Just for a second she put the palm
of her ungloved hand against her forehead, sighed
quickly, with her head bent forward, then passed through
the doorway, turned to the left, stopped and said “Yes?”
And the man, in faultless western
clothes save for the white turban which with its regulation
folds outlined the pale bronze face, with a look of
satisfaction in the dark eyes, salaamed before the
beautiful woman who had looked at him questioningly.
“Allow me!” he said simply,
bending to pick up the glove she had dropped, the
smile of satisfaction deepening as he looked at her
again.
She had turned from him, and stock-still
was staring into the glass case which lined the wall.
Closer she pressed, until her nose,
flattened against the glass looked like a white cherry.
“Kali,” she read, “Kali,
the Goddess of Death.
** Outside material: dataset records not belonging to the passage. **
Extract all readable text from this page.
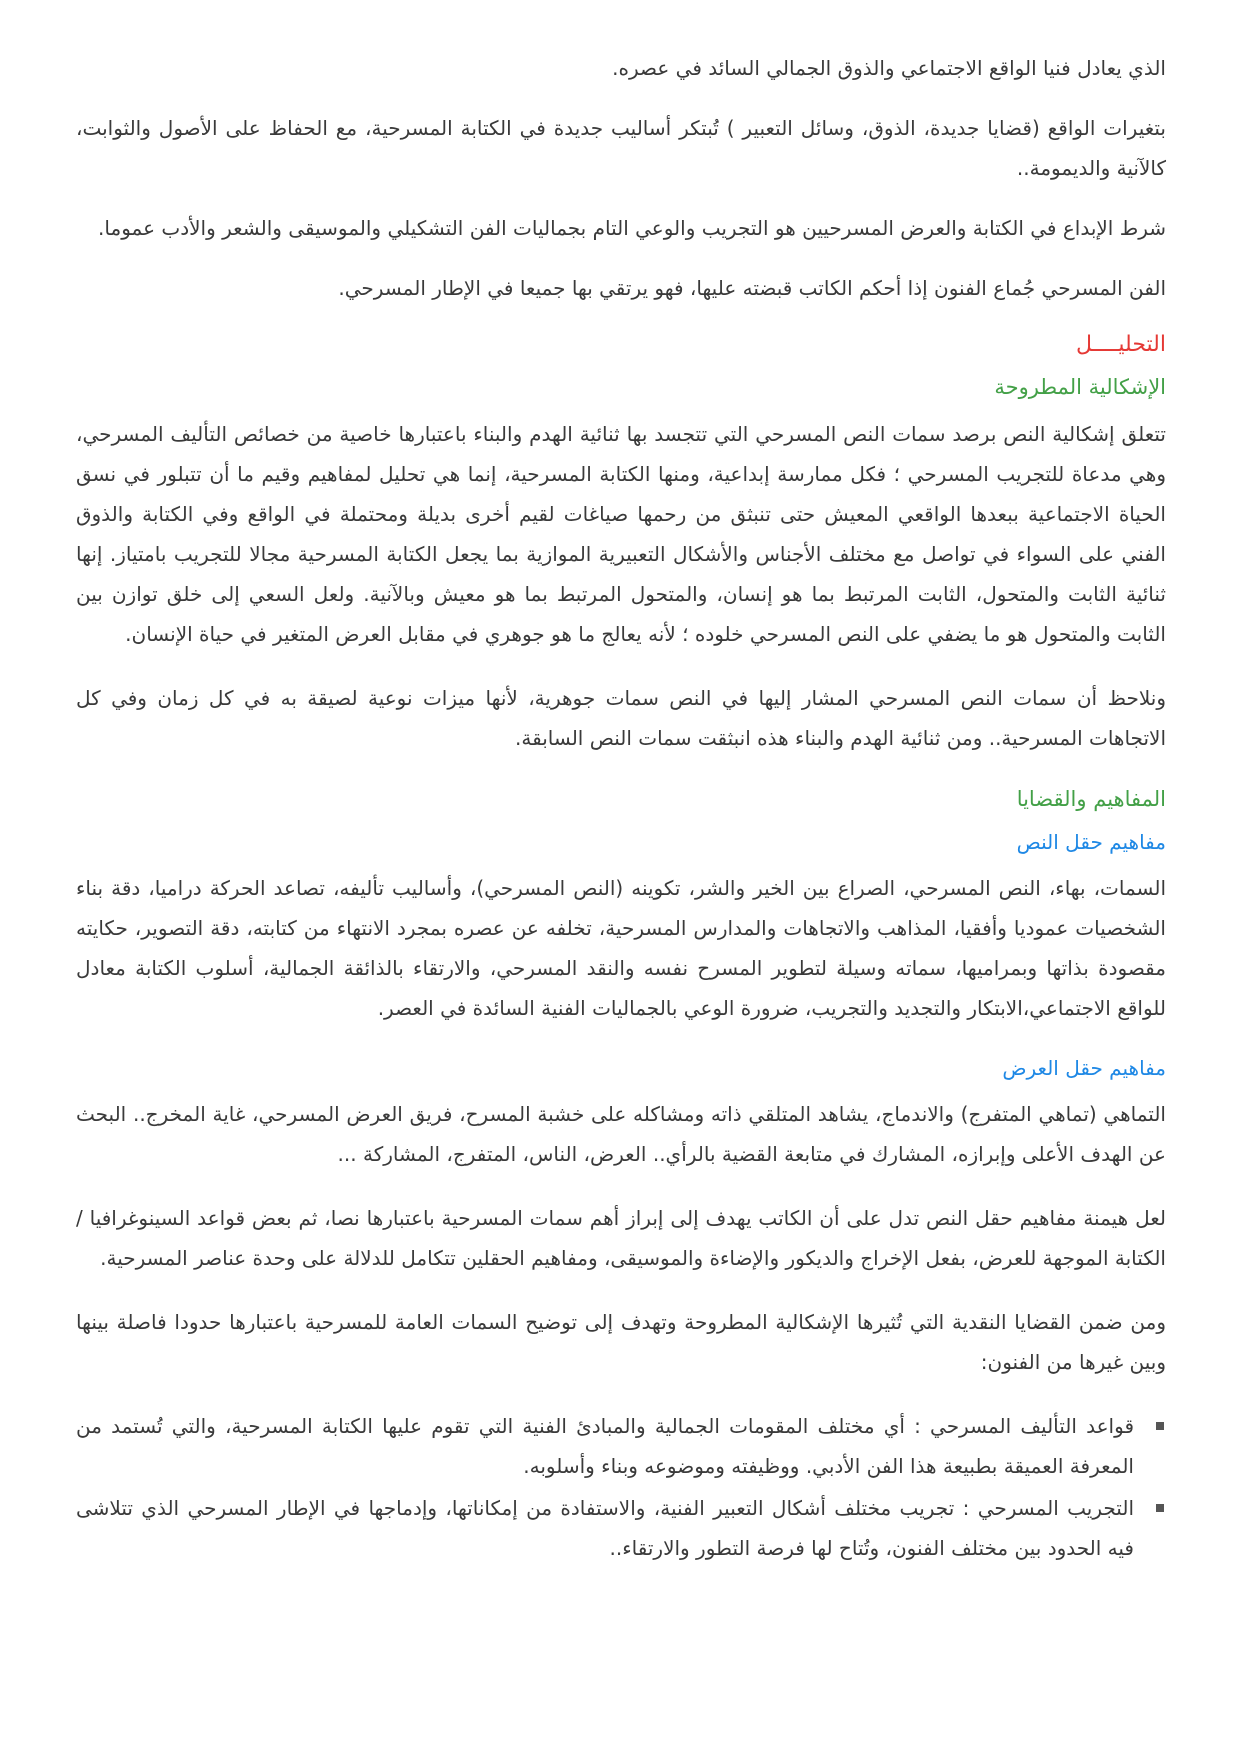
الذي يعادل فنيا الواقع الاجتماعي والذوق الجمالي السائد في عصره.

بتغيرات الواقع (قضايا جديدة، الذوق، وسائل التعبير ) تُبتكر أساليب جديدة في الكتابة المسرحية، مع الحفاظ على الأصول والثوابت، كالآنية والديمومة..

شرط الإبداع في الكتابة والعرض المسرحيين هو التجريب والوعي التام بجماليات الفن التشكيلي والموسيقى والشعر والأدب عموما.

الفن المسرحي جُماع الفنون إذا أحكم الكاتب قبضته عليها، فهو يرتقي بها جميعا في الإطار المسرحي.

التحليــــل
الإشكالية المطروحة

تتعلق إشكالية النص برصد سمات النص المسرحي التي تتجسد بها ثنائية الهدم والبناء باعتبارها خاصية من خصائص التأليف المسرحي، وهي مدعاة للتجريب المسرحي ؛ فكل ممارسة إبداعية، ومنها الكتابة المسرحية، إنما هي تحليل لمفاهيم وقيم ما أن تتبلور في نسق الحياة الاجتماعية ببعدها الواقعي المعيش حتى تنبثق من رحمها صياغات لقيم أخرى بديلة ومحتملة في الواقع وفي الكتابة والذوق الفني على السواء في تواصل مع مختلف الأجناس والأشكال التعبيرية الموازية بما يجعل الكتابة المسرحية مجالا للتجريب بامتياز. إنها ثنائية الثابت والمتحول، الثابت المرتبط بما هو إنسان، والمتحول المرتبط بما هو معيش وبالآنية. ولعل السعي إلى خلق توازن بين الثابت والمتحول هو ما يضفي على النص المسرحي خلوده ؛ لأنه يعالج ما هو جوهري في مقابل العرض المتغير في حياة الإنسان.

ونلاحظ أن سمات النص المسرحي المشار إليها في النص سمات جوهرية، لأنها ميزات نوعية لصيقة به في كل زمان وفي كل الاتجاهات المسرحية.. ومن ثنائية الهدم والبناء هذه انبثقت سمات النص السابقة.

المفاهيم والقضايا
مفاهيم حقل النص

السمات، بهاء، النص المسرحي، الصراع بين الخير والشر، تكوينه (النص المسرحي)، وأساليب تأليفه، تصاعد الحركة دراميا، دقة بناء الشخصيات عموديا وأفقيا، المذاهب والاتجاهات والمدارس المسرحية، تخلفه عن عصره بمجرد الانتهاء من كتابته، دقة التصوير، حكايته مقصودة بذاتها وبمراميها، سماته وسيلة لتطوير المسرح نفسه والنقد المسرحي، والارتقاء بالذائقة الجمالية، أسلوب الكتابة معادل للواقع الاجتماعي،الابتكار والتجديد والتجريب، ضرورة الوعي بالجماليات الفنية السائدة في العصر.

مفاهيم حقل العرض

التماهي (تماهي المتفرج) والاندماج، يشاهد المتلقي ذاته ومشاكله على خشبة المسرح، فريق العرض المسرحي، غاية المخرج.. البحث عن الهدف الأعلى وإبرازه، المشارك في متابعة القضية بالرأي.. العرض، الناس، المتفرج، المشاركة ...

لعل هيمنة مفاهيم حقل النص تدل على أن الكاتب يهدف إلى إبراز أهم سمات المسرحية باعتبارها نصا، ثم بعض قواعد السينوغرافيا / الكتابة الموجهة للعرض، بفعل الإخراج والديكور والإضاءة والموسيقى، ومفاهيم الحقلين تتكامل للدلالة على وحدة عناصر المسرحية.

ومن ضمن القضايا النقدية التي تُثيرها الإشكالية المطروحة وتهدف إلى توضيح السمات العامة للمسرحية باعتبارها حدودا فاصلة بينها وبين غيرها من الفنون:

قواعد التأليف المسرحي : أي مختلف المقومات الجمالية والمبادئ الفنية التي تقوم عليها الكتابة المسرحية، والتي تُستمد من المعرفة العميقة بطبيعة هذا الفن الأدبي. ووظيفته وموضوعه وبناء وأسلوبه.
التجريب المسرحي : تجريب مختلف أشكال التعبير الفنية، والاستفادة من إمكاناتها، وإدماجها في الإطار المسرحي الذي تتلاشى فيه الحدود بين مختلف الفنون، وتُتاح لها فرصة التطور والارتقاء..
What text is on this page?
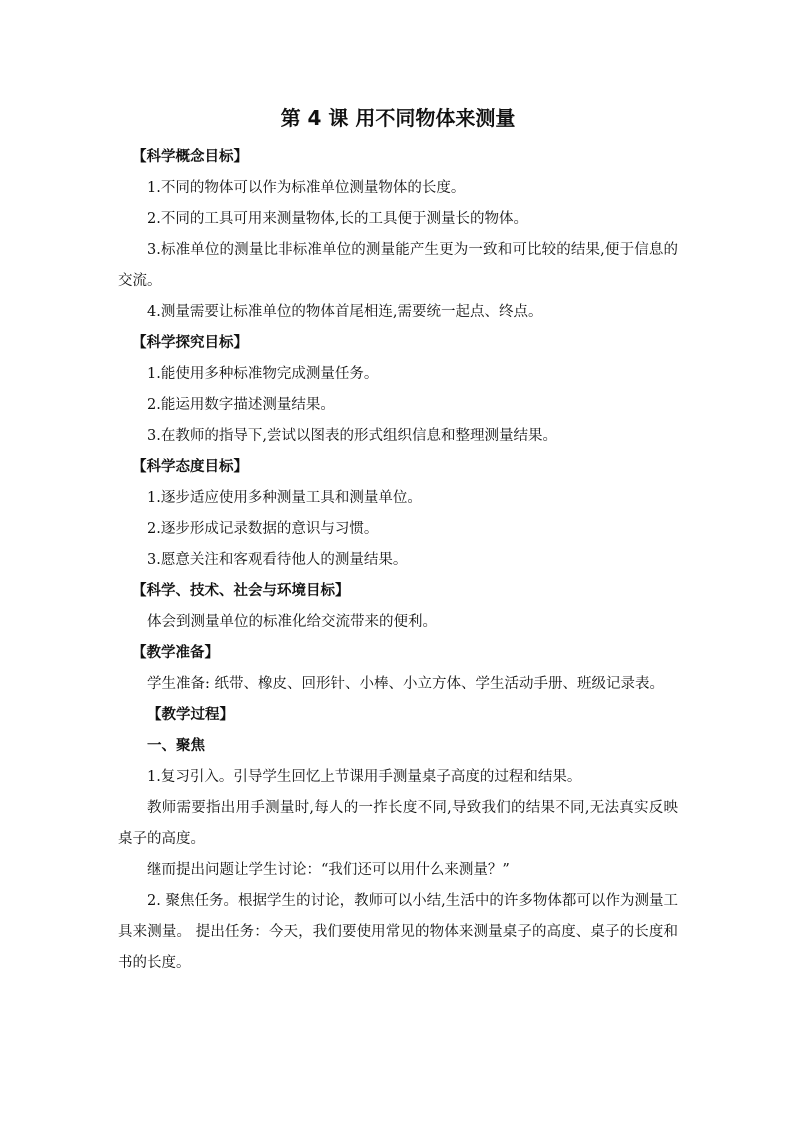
第 4 课 用不同物体来测量
【科学概念目标】
1.不同的物体可以作为标准单位测量物体的长度。
2.不同的工具可用来测量物体,长的工具便于测量长的物体。
3.标准单位的测量比非标准单位的测量能产生更为一致和可比较的结果,便于信息的交流。
4.测量需要让标准单位的物体首尾相连,需要统一起点、终点。
【科学探究目标】
1.能使用多种标准物完成测量任务。
2.能运用数字描述测量结果。
3.在教师的指导下,尝试以图表的形式组织信息和整理测量结果。
【科学态度目标】
1.逐步适应使用多种测量工具和测量单位。
2.逐步形成记录数据的意识与习惯。
3.愿意关注和客观看待他人的测量结果。
【科学、技术、社会与环境目标】
体会到测量单位的标准化给交流带来的便利。
【教学准备】
学生准备: 纸带、橡皮、回形针、小棒、小立方体、学生活动手册、班级记录表。
【教学过程】
一、聚焦
1.复习引入。引导学生回忆上节课用手测量桌子高度的过程和结果。
教师需要指出用手测量时,每人的一拃长度不同,导致我们的结果不同,无法真实反映桌子的高度。
继而提出问题让学生讨论：“我们还可以用什么来测量？”
2. 聚焦任务。根据学生的讨论，教师可以小结,生活中的许多物体都可以作为测量工具来测量。 提出任务：今天，我们要使用常见的物体来测量桌子的高度、桌子的长度和书的长度。
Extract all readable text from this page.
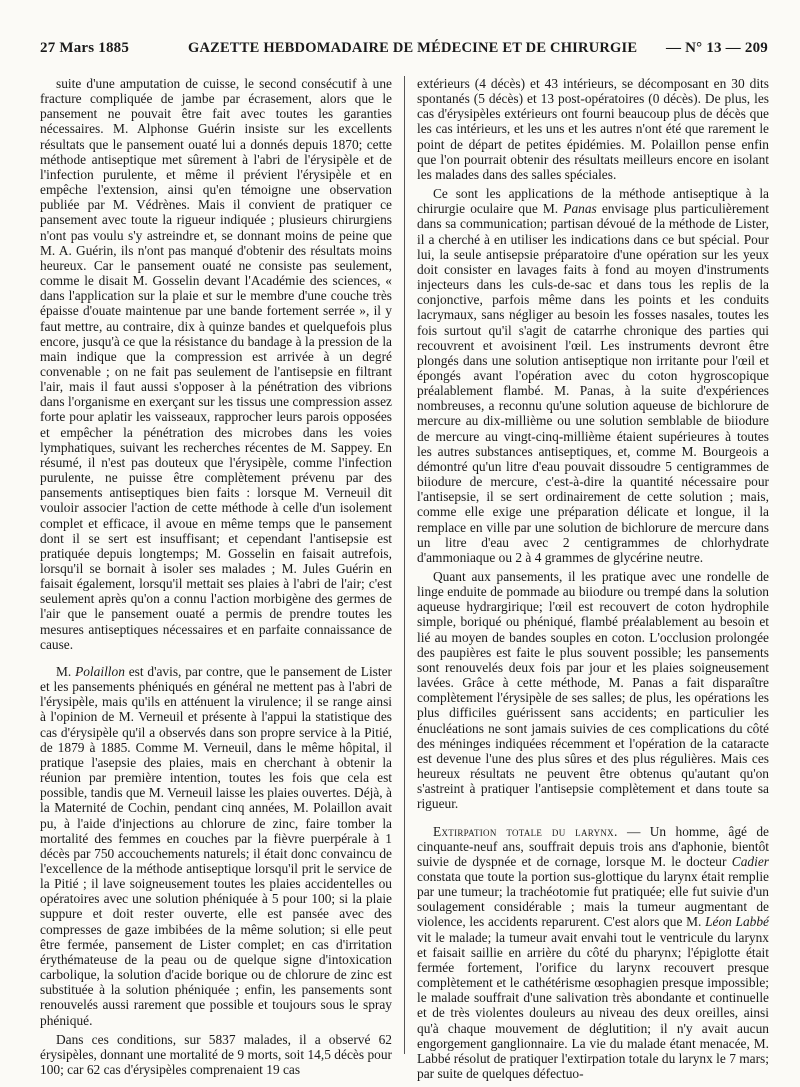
27 Mars 1885	GAZETTE HEBDOMADAIRE DE MÉDECINE ET DE CHIRURGIE — N° 13 — 209

suite d'une amputation de cuisse, le second consécutif à une fracture compliquée de jambe par écrasement, alors que le pansement ne pouvait être fait avec toutes les garanties nécessaires. M. Alphonse Guérin insiste sur les excellents résultats que le pansement ouaté lui a donnés depuis 1870; cette méthode antiseptique met sûrement à l'abri de l'érysipèle et de l'infection purulente, et même il prévient l'érysipèle et en empêche l'extension, ainsi qu'en témoigne une observation publiée par M. Védrènes. Mais il convient de pratiquer ce pansement avec toute la rigueur indiquée ; plusieurs chirurgiens n'ont pas voulu s'y astreindre et, se donnant moins de peine que M. A. Guérin, ils n'ont pas manqué d'obtenir des résultats moins heureux. Car le pansement ouaté ne consiste pas seulement, comme le disait M. Gosselin devant l'Académie des sciences, « dans l'application sur la plaie et sur le membre d'une couche très épaisse d'ouate maintenue par une bande fortement serrée », il y faut mettre, au contraire, dix à quinze bandes et quelquefois plus encore, jusqu'à ce que la résistance du bandage à la pression de la main indique que la compression est arrivée à un degré convenable ; on ne fait pas seulement de l'antisepsie en filtrant l'air, mais il faut aussi s'opposer à la pénétration des vibrions dans l'organisme en exerçant sur les tissus une compression assez forte pour aplatir les vaisseaux, rapprocher leurs parois opposées et empêcher la pénétration des microbes dans les voies lymphatiques, suivant les recherches récentes de M. Sappey. En résumé, il n'est pas douteux que l'érysipèle, comme l'infection purulente, ne puisse être complètement prévenu par des pansements antiseptiques bien faits : lorsque M. Verneuil dit vouloir associer l'action de cette méthode à celle d'un isolement complet et efficace, il avoue en même temps que le pansement dont il se sert est insuffisant; et cependant l'antisepsie est pratiquée depuis longtemps; M. Gosselin en faisait autrefois, lorsqu'il se bornait à isoler ses malades ; M. Jules Guérin en faisait également, lorsqu'il mettait ses plaies à l'abri de l'air; c'est seulement après qu'on a connu l'action morbigène des germes de l'air que le pansement ouaté a permis de prendre toutes les mesures antiseptiques nécessaires et en parfaite connaissance de cause.

M. Polaillon est d'avis, par contre, que le pansement de Lister et les pansements phéniqués en général ne mettent pas à l'abri de l'érysipèle, mais qu'ils en atténuent la virulence; il se range ainsi à l'opinion de M. Verneuil et présente à l'appui la statistique des cas d'érysipèle qu'il a observés dans son propre service à la Pitié, de 1879 à 1885. Comme M. Verneuil, dans le même hôpital, il pratique l'asepsie des plaies, mais en cherchant à obtenir la réunion par première intention, toutes les fois que cela est possible, tandis que M. Verneuil laisse les plaies ouvertes. Déjà, à la Maternité de Cochin, pendant cinq années, M. Polaillon avait pu, à l'aide d'injections au chlorure de zinc, faire tomber la mortalité des femmes en couches par la fièvre puerpérale à 1 décès par 750 accouchements naturels; il était donc convaincu de l'excellence de la méthode antiseptique lorsqu'il prit le service de la Pitié ; il lave soigneusement toutes les plaies accidentelles ou opératoires avec une solution phéniquée à 5 pour 100; si la plaie suppure et doit rester ouverte, elle est pansée avec des compresses de gaze imbibées de la même solution; si elle peut être fermée, pansement de Lister complet; en cas d'irritation érythémateuse de la peau ou de quelque signe d'intoxication carbolique, la solution d'acide borique ou de chlorure de zinc est substituée à la solution phéniquée ; enfin, les pansements sont renouvelés aussi rarement que possible et toujours sous le spray phéniqué.

Dans ces conditions, sur 5837 malades, il a observé 62 érysipèles, donnant une mortalité de 9 morts, soit 14,5 décès pour 100; car 62 cas d'érysipèles comprenaient 19 cas

extérieurs (4 décès) et 43 intérieurs, se décomposant en 30 dits spontanés (5 décès) et 13 post-opératoires (0 décès). De plus, les cas d'érysipèles extérieurs ont fourni beaucoup plus de décès que les cas intérieurs, et les uns et les autres n'ont été que rarement le point de départ de petites épidémies. M. Polaillon pense enfin que l'on pourrait obtenir des résultats meilleurs encore en isolant les malades dans des salles spéciales.

Ce sont les applications de la méthode antiseptique à la chirurgie oculaire que M. Panas envisage plus particulièrement dans sa communication; partisan dévoué de la méthode de Lister, il a cherché à en utiliser les indications dans ce but spécial. Pour lui, la seule antisepsie préparatoire d'une opération sur les yeux doit consister en lavages faits à fond au moyen d'instruments injecteurs dans les culs-de-sac et dans tous les replis de la conjonctive, parfois même dans les points et les conduits lacrymaux, sans négliger au besoin les fosses nasales, toutes les fois surtout qu'il s'agit de catarrhe chronique des parties qui recouvrent et avoisinent l'œil. Les instruments devront être plongés dans une solution antiseptique non irritante pour l'œil et épongés avant l'opération avec du coton hygroscopique préalablement flambé. M. Panas, à la suite d'expériences nombreuses, a reconnu qu'une solution aqueuse de bichlorure de mercure au dix-millième ou une solution semblable de biiodure de mercure au vingt-cinq-millième étaient supérieures à toutes les autres substances antiseptiques, et, comme M. Bourgeois a démontré qu'un litre d'eau pouvait dissoudre 5 centigrammes de biiodure de mercure, c'est-à-dire la quantité nécessaire pour l'antisepsie, il se sert ordinairement de cette solution ; mais, comme elle exige une préparation délicate et longue, il la remplace en ville par une solution de bichlorure de mercure dans un litre d'eau avec 2 centigrammes de chlorhydrate d'ammoniaque ou 2 à 4 grammes de glycérine neutre.

Quant aux pansements, il les pratique avec une rondelle de linge enduite de pommade au biiodure ou trempé dans la solution aqueuse hydrargirique; l'œil est recouvert de coton hydrophile simple, boriqué ou phéniqué, flambé préalablement au besoin et lié au moyen de bandes souples en coton. L'occlusion prolongée des paupières est faite le plus souvent possible; les pansements sont renouvelés deux fois par jour et les plaies soigneusement lavées. Grâce à cette méthode, M. Panas a fait disparaître complètement l'érysipèle de ses salles; de plus, les opérations les plus difficiles guérissent sans accidents; en particulier les énucléations ne sont jamais suivies de ces complications du côté des méninges indiquées récemment et l'opération de la cataracte est devenue l'une des plus sûres et des plus régulières. Mais ces heureux résultats ne peuvent être obtenus qu'autant qu'on s'astreint à pratiquer l'antisepsie complètement et dans toute sa rigueur.

Extirpation totale du larynx. — Un homme, âgé de cinquante-neuf ans, souffrait depuis trois ans d'aphonie, bientôt suivie de dyspnée et de cornage, lorsque M. le docteur Cadier constata que toute la portion sus-glottique du larynx était remplie par une tumeur; la trachéotomie fut pratiquée; elle fut suivie d'un soulagement considérable ; mais la tumeur augmentant de violence, les accidents reparurent. C'est alors que M. Léon Labbé vit le malade; la tumeur avait envahi tout le ventricule du larynx et faisait saillie en arrière du côté du pharynx; l'épiglotte était fermée fortement, l'orifice du larynx recouvert presque complètement et le cathétérisme œsophagien presque impossible; le malade souffrait d'une salivation très abondante et continuelle et de très violentes douleurs au niveau des deux oreilles, ainsi qu'à chaque mouvement de déglutition; il n'y avait aucun engorgement ganglionnaire. La vie du malade étant menacée, M. Labbé résolut de pratiquer l'extirpation totale du larynx le 7 mars; par suite de quelques défectuo-
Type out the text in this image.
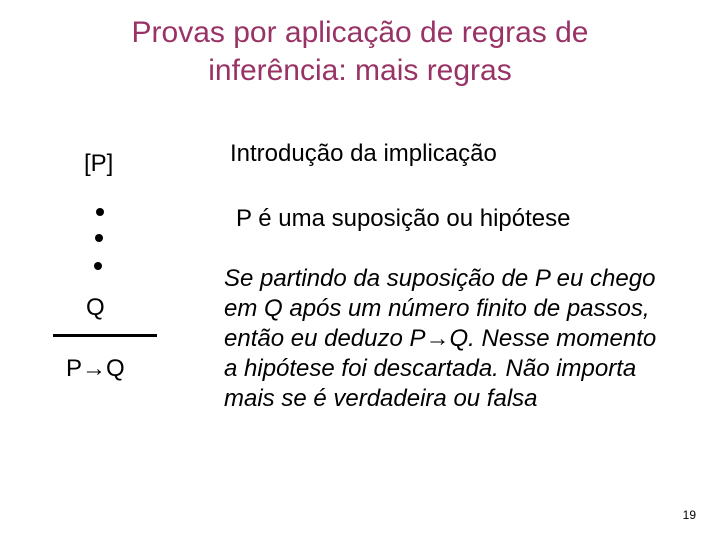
Provas por aplicação de regras de
inferência: mais regras
[P]
Q
P→Q
Introdução da implicação
P é uma suposição ou hipótese
Se partindo da suposição de P eu chego em Q após um número finito de passos, então eu deduzo P→Q. Nesse momento a hipótese foi descartada. Não importa mais se é verdadeira ou falsa
19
I thought-I-
Lower she leant to look at the square
stone image numbered thirty-seven.
High breasted, squatting on her crossed
legs, garlanded with skulls, with five hands, holding
a sword, a thunderbolt, a skull, a snake, a cup, and
the other two raised in blessing, the goddess leers
at you like a very old woman from behind the glass.
Leonie turned swiftly to find herself
alone; and the hunted look in her gold-flecked eyes
deepened to horror as she gathered her skirts about
her, and fled blindly through the rooms, and down the
stairs, and out of the building.
Heading straight down Museum Street
for Oxford Street, she ran across the road at the
risk of her neck and the wrath of a taxi-driver; gave
one terrified backward glance at a law-abiding student
from India, who was going to his cheery lodgings in
Bloomsbury; and fled into the tea-rooms which lure
you outside with the pretty apple-painted ware in
the window, and where inside, one beautiful little
blonde head shines like a field of ripening wheat.
Safe, she crouched down behind the
window curtain with her eyes fixed unseeingly on the
distorted figures of the Java frieze.